Well-maintained equipment will pay dividends for years. But is maintenance enough?

Electrical equipment has the same need for air and cooling as human beings. Without a proper air supply, machines will flounder and fail.  You have to protect equipment from heat damage, or they’ll die. But these expensive casualties don’t have to occur. 

Pull out the manual for any equipment in your plant, and you’ll probably see a bolded notation stating its proper operating temperature range.  Keeping equipment operating within this range makes sure those machines remain an efficient and reliable part of your operation, and avoids the cost associated with failures like unexpected shutdown, deteriorated performance, and shortened equipment life, not to mention the need to replace damaged equipment.

Sustaining proper operating temperature is especially important in CNC machines where machine precision can be affected by thermal errors.  Machines running outside their proper operating range have significantly more errors than those running within range.
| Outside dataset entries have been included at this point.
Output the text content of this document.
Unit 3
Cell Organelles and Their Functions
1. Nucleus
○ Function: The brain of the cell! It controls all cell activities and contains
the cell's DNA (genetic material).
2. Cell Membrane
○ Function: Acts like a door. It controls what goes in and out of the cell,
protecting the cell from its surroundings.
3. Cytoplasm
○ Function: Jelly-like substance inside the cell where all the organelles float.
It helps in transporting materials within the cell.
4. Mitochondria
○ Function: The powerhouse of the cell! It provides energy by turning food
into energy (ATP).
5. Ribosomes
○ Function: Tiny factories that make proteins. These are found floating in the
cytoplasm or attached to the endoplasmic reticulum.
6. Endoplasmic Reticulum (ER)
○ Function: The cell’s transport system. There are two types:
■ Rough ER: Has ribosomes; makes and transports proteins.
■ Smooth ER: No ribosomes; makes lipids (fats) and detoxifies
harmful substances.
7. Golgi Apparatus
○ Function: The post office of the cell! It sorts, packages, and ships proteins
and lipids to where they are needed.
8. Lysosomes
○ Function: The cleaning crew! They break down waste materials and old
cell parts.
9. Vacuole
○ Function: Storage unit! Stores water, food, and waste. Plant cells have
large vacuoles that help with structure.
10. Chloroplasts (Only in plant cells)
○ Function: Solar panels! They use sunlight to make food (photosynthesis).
Is basic maintenance enough? 

Basic maintenance is a good first step for protecting equipment. The primary source for damaging heat comes from within the equipment’s own enclosure. As temperatures increase, lifespan decreases: a 10C change can cut a machine’s lifespan in half.   While new, clean equipment can easily maintain proper operating temperature, internal temperatures will increase as particulate matter like dust, debris, pollutants, or dispersed oil sit on the surface like a thermal blanket and create a topical barrier.